Two years ago, I confessed to a minor culinary disaster. For New Years 2009, I tried to bake a bûche de noël, and the results were, er, less than satisfactory.
I'm happy to say I've finally redeemed myself, thanks to some help and encouragement from my stepmom. We took a macaron-making class together on her recent visit to Paris, then employed our newly-learned professional pastry techniques to whip up a batch of almond macarons with lemon curd and chocolate-almond macarons with orange ganache filling. In my very own kitchen. I know, I'm still as shocked as you are.
Voilà the results of our efforts below.
(And they did taste as good as they look.)

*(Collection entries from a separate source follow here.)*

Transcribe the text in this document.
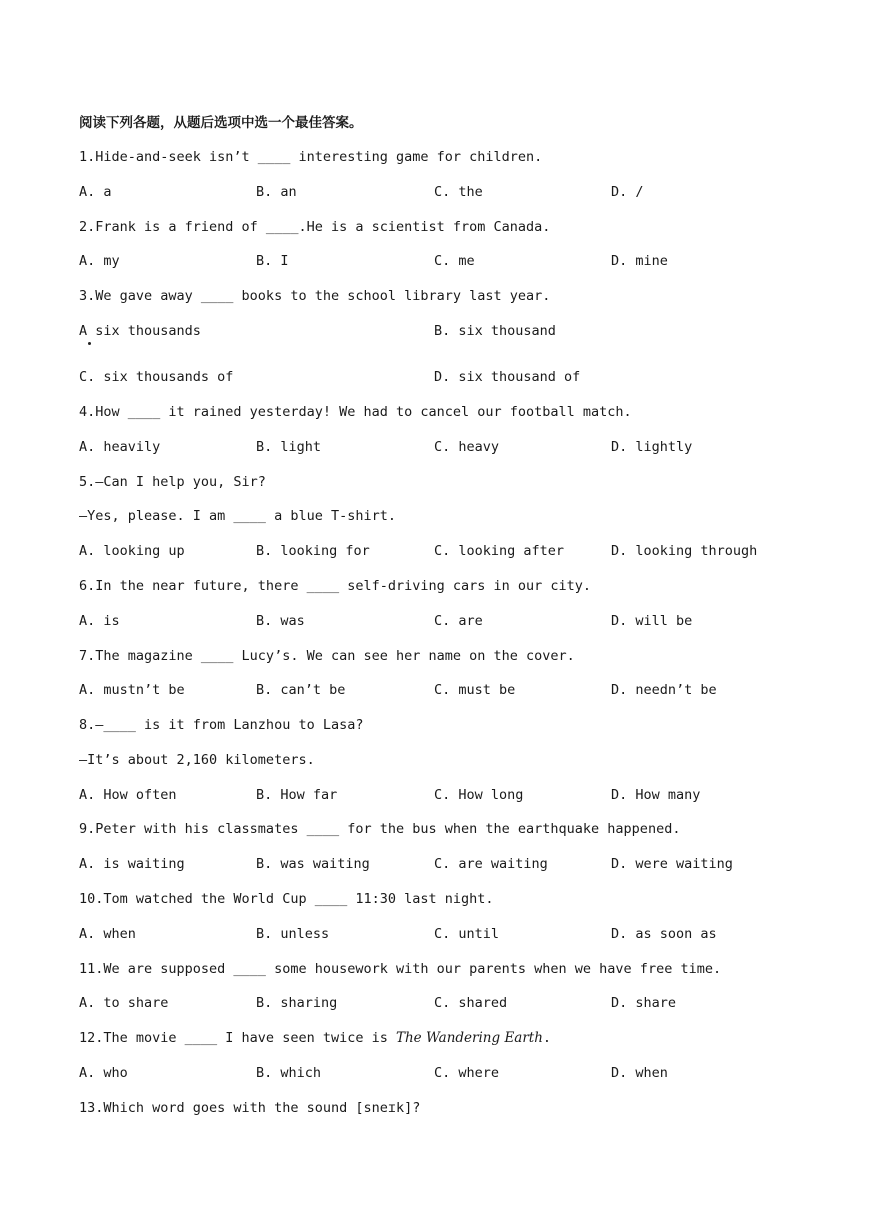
阅读下列各题，从题后选项中选一个最佳答案。
1.Hide-and-seek isn’t ____ interesting game for children.
A. a	B. an	C. the	D. /
2.Frank is a friend of ____.He is a scientist from Canada.
A. my	B. I	C. me	D. mine
3.We gave away ____ books to the school library last year.
A six thousands	B. six thousand
C. six thousands of	D. six thousand of
4.How ____ it rained yesterday! We had to cancel our football match.
A. heavily	B. light	C. heavy	D. lightly
5.—Can I help you, Sir?
—Yes, please. I am ____ a blue T-shirt.
A. looking up	B. looking for	C. looking after	D. looking through
6.In the near future, there ____ self-driving cars in our city.
A. is	B. was	C. are	D. will be
7.The magazine ____ Lucy’s. We can see her name on the cover.
A. mustn’t be	B. can’t be	C. must be	D. needn’t be
8.—____ is it from Lanzhou to Lasa?
—It’s about 2,160 kilometers.
A. How often	B. How far	C. How long	D. How many
9.Peter with his classmates ____ for the bus when the earthquake happened.
A. is waiting	B. was waiting	C. are waiting	D. were waiting
10.Tom watched the World Cup ____ 11:30 last night.
A. when	B. unless	C. until	D. as soon as
11.We are supposed ____ some housework with our parents when we have free time.
A. to share	B. sharing	C. shared	D. share
12.The movie ____ I have seen twice is The Wandering Earth.
A. who	B. which	C. where	D. when
13.Which word goes with the sound [sneɪk]?
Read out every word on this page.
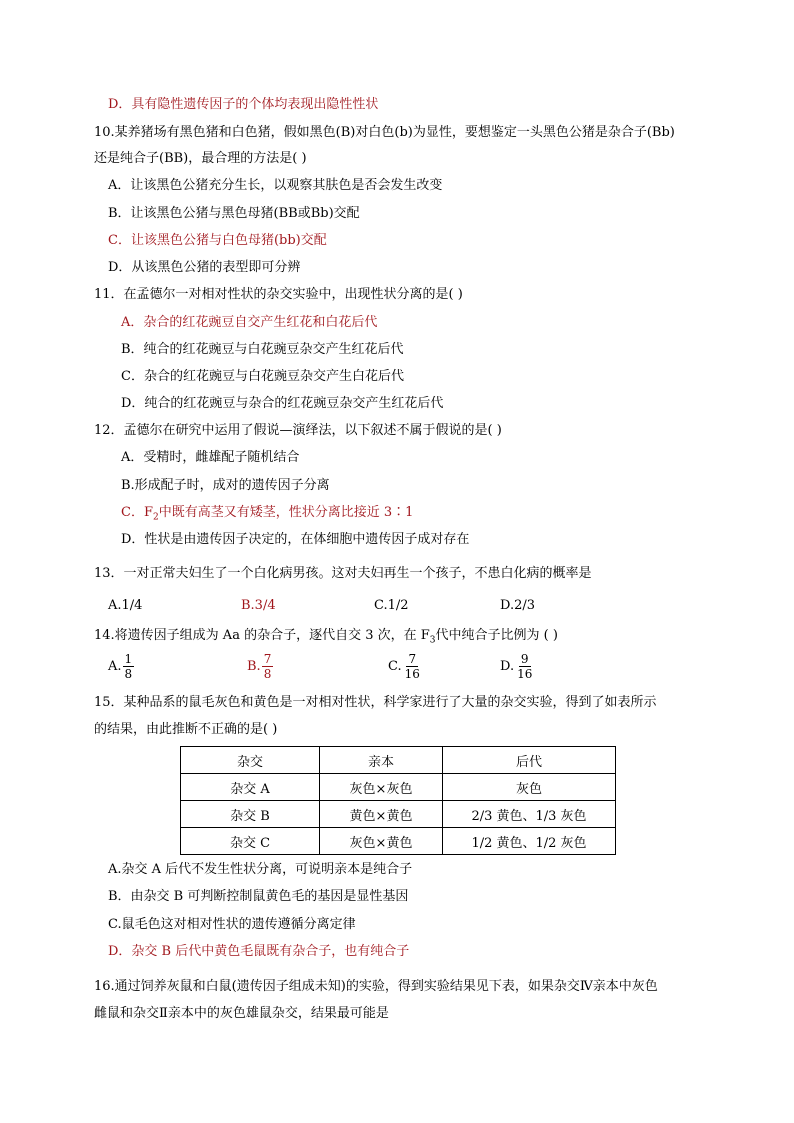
D．具有隐性遗传因子的个体均表现出隐性性状
10.某养猪场有黑色猪和白色猪，假如黑色(B)对白色(b)为显性，要想鉴定一头黑色公猪是杂合子(Bb)
还是纯合子(BB)，最合理的方法是( )
A．让该黑色公猪充分生长，以观察其肤色是否会发生改变
B．让该黑色公猪与黑色母猪(BB或Bb)交配
C．让该黑色公猪与白色母猪(bb)交配
D．从该黑色公猪的表型即可分辨
11．在孟德尔一对相对性状的杂交实验中，出现性状分离的是( )
A．杂合的红花豌豆自交产生红花和白花后代
B．纯合的红花豌豆与白花豌豆杂交产生红花后代
C．杂合的红花豌豆与白花豌豆杂交产生白花后代
D．纯合的红花豌豆与杂合的红花豌豆杂交产生红花后代
12．孟德尔在研究中运用了假说—演绎法，以下叙述不属于假说的是( )
A．受精时，雌雄配子随机结合
B.形成配子时，成对的遗传因子分离
C．$F_2$中既有高茎又有矮茎，性状分离比接近 3∶1
D．性状是由遗传因子决定的，在体细胞中遗传因子成对存在
13．一对正常夫妇生了一个白化病男孩。这对夫妇再生一个孩子，不患白化病的概率是
A.1/4	B.3/4	C.1/2	D.2/3
14.将遗传因子组成为 Aa 的杂合子，逐代自交 3 次，在 $F_3$代中纯合子比例为 ( )
A. $\frac{1}{8}$	B. $\frac{7}{8}$	C. $\frac{7}{16}$	D. $\frac{9}{16}$
15．某种品系的鼠毛灰色和黄色是一对相对性状，科学家进行了大量的杂交实验，得到了如表所示
的结果，由此推断不正确的是( )
杂交	亲本	后代
杂交 A	灰色×灰色	灰色
杂交 B	黄色×黄色	2/3 黄色、1/3 灰色
杂交 C	灰色×黄色	1/2 黄色、1/2 灰色
A.杂交 A 后代不发生性状分离，可说明亲本是纯合子
B．由杂交 B 可判断控制鼠黄色毛的基因是显性基因
C.鼠毛色这对相对性状的遗传遵循分离定律
D．杂交 B 后代中黄色毛鼠既有杂合子，也有纯合子
16.通过饲养灰鼠和白鼠(遗传因子组成未知)的实验，得到实验结果见下表，如果杂交Ⅳ亲本中灰色
雌鼠和杂交Ⅱ亲本中的灰色雄鼠杂交，结果最可能是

Yes, I'd already taken a macaron-making class on my own, and no, I hadn't even begun to master the technique. My first attempt last spring produced mustard yellow, soft almond wafers that were entirely unlike macarons but which my husband cheerfully ate a few of to make me feel better ("They aren't macarons, but they're good anyway!" he helpfully offered). My mistake was to follow not the recipe given in class but a different one from one of my cookbooks (d'oh!), thus completely missing the proper technique to use with the egg whites.

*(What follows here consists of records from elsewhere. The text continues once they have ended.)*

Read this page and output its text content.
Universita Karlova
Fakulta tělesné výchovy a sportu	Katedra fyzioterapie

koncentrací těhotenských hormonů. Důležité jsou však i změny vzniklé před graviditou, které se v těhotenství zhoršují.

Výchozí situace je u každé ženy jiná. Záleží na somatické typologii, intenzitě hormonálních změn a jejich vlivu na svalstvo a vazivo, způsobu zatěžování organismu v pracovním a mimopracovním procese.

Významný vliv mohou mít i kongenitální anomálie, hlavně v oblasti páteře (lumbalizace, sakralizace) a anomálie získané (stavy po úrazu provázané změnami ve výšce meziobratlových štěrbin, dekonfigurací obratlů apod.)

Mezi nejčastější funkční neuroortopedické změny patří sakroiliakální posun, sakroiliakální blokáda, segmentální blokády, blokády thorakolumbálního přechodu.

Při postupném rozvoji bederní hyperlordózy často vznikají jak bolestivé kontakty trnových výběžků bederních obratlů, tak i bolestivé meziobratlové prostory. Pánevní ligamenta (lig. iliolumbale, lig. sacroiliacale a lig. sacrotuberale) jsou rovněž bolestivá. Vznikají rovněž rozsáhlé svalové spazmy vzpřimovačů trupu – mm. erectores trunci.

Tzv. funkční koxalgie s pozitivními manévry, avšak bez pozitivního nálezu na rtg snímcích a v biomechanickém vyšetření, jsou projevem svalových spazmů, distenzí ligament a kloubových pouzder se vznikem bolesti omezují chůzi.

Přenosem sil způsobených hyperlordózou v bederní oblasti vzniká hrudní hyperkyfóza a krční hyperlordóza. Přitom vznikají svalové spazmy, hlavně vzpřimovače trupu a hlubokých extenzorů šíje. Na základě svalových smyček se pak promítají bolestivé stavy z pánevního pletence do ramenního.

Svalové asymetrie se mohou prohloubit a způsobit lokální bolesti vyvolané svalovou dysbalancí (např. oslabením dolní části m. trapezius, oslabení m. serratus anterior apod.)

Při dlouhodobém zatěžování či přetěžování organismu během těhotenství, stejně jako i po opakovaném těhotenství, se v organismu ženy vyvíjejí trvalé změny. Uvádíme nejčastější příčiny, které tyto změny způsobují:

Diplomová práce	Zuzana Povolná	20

As you may know, egg whites are crucial in macaron-making. Our teacher made us beat them by hand, which made it much easier to see their evolution, and also made the class somewhat of a workout, though nothing strenuous enough, alas, to compensate for the calories consumed afterward.
Now that the secret has been revealed, I can indulge my macaron lust without spending a fortune at Ladurée. This may or may not turn out to be a good thing. Luckily, the recipe is as complicated and time-consuming as my free time is scare, so I am still not likely to overindulge.
I left the macarons that we brought back from the class on the dining table overnight, where le Petit found them the next morning. He ran up to me, crumbs ringing his mouth, as I was brushing my teeth. "I like macarons a little," he informed me, "But not too much."
He then gave me the other crushed half of his half-eaten macaron. I didn't take it personally, since after all, this is the kid who still won't eat ice cream -- not even ice cream from Berthillon on Paris' Ile Saint Louis, which is as far as I'm concerned the best ice cream on the planet. A few days later, he had changed he tune, and deftly applied his preschool persuasion skills to wrest the final chocolate macaron from me.
He looked at me, looked at the macaron, said "No, mine!" and like any good mother, I gave in and gave it to him immediately. With a pleased, indulgent smile, of course.